As the narrative moves on, seemingly at an electrically charged pace in the first half to slow down in keeping with the rhythm of the lives of the small kids living in the dilapidated home of the old lady, the suspense intensifies with every movement, every dynamic action, every twitch on the face of Joy marking the most outstanding performance of his career by Abir Chatterjee in his most challenging role. What a performance. The way he touches his face when he sees his reflection in a reflective glass, or his quiet joy when the little girl comes and embraces him, or, his desperation when the naughty mute boy plays tricks with him.

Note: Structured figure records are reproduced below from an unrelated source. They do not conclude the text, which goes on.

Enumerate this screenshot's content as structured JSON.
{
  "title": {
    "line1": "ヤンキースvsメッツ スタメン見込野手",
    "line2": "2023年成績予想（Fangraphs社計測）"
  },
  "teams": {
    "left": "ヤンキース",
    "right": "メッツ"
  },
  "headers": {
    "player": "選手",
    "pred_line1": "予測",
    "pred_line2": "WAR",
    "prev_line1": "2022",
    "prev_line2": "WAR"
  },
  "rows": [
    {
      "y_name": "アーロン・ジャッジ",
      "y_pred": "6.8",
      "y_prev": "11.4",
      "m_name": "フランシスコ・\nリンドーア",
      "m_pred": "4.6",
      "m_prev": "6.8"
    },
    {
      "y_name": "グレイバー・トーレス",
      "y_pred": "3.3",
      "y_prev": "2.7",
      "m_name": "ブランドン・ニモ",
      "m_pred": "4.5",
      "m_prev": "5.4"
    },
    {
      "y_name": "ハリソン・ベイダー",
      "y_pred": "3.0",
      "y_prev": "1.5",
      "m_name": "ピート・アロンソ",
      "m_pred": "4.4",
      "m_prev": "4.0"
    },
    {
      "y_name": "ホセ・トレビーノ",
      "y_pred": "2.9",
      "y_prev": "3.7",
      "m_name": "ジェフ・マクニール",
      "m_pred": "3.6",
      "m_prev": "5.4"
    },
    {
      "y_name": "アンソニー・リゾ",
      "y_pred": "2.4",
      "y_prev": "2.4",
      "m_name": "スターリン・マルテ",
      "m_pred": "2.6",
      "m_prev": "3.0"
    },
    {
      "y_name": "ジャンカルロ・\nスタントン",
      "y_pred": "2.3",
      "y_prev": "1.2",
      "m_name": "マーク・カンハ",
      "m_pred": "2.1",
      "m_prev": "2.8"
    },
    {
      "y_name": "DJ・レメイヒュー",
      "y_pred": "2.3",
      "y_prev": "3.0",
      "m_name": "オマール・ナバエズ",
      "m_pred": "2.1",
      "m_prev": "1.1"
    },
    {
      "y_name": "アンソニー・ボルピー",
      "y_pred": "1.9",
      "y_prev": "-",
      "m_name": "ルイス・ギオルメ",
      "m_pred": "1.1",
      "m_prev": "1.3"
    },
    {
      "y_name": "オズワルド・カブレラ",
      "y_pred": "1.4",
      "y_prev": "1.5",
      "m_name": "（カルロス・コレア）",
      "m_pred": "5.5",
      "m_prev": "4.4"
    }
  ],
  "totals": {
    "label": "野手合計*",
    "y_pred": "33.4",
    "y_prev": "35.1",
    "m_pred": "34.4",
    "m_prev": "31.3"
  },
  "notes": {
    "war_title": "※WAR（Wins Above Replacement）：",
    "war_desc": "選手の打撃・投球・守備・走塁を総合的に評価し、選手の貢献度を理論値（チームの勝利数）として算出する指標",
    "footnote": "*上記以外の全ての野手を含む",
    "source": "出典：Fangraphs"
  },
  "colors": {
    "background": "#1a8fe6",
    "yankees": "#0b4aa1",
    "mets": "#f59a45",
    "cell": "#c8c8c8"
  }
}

Counterpointing this we are given glimpses into in his “I” identity. He refuses to give second chance to his employee Rahul who remained absent an extra day because his daughter was in hospital, or, the arrogance with which he gifts the fiancée with the diamond ring is a performance to watch. .

Matching him in every frame is Jaya Ahsan as his fiancée but one wishes the script should have at least offered a reference point to her social history which is painfully absent. The rest of the acting cast offer the best support to his performance it possibly can. Sabyasachi Chakraborty is memorable in a very brief cameo.

The drama of the story is so highly charged that one tends to forget the aesthetics of the film created through technical factors. The music, only on the soundtrack, by Raja Narayan Deb is beautiful but a bit too loud for the philosophical mood of the film. Looking back, the film could have stood on its own even without the music track.

Manas Ganguly’s cinematography captures the vast skies of Kurseong complete with its narrow roads snaking its way between the hills and greenery panning across to catch the blue of the skies to cut into a narrow lane where Joy walks through, looking for a morsel of food, or, his spanky apartment that does not have a single photograph on its walls, or Joy suddenly catching his reflection on a large sheet of glass meets the demands of this difficult brief aptly.

Sanglap Bhowmik had a difficult brief cutting into the strange goings and comings of the protagonist through the film and does it aptly with his swipes and jump-cuts with a few jerks.

Ami Joy Chatterjee is most certainly Manoj Michigan’s best film till date which is saying something for a director who loves to toy around with very unusual storylines and dramatically different genres. The spirit of tension and suspense the film carries through from beginning to end is beautiful. It is indeed a great tragedy for Bengali cinema and its audience to be deprived of watching this film which, thanks to lack of publicity and promotion, is running in a few near-empty theatres and might finish this run by the time this review comes up.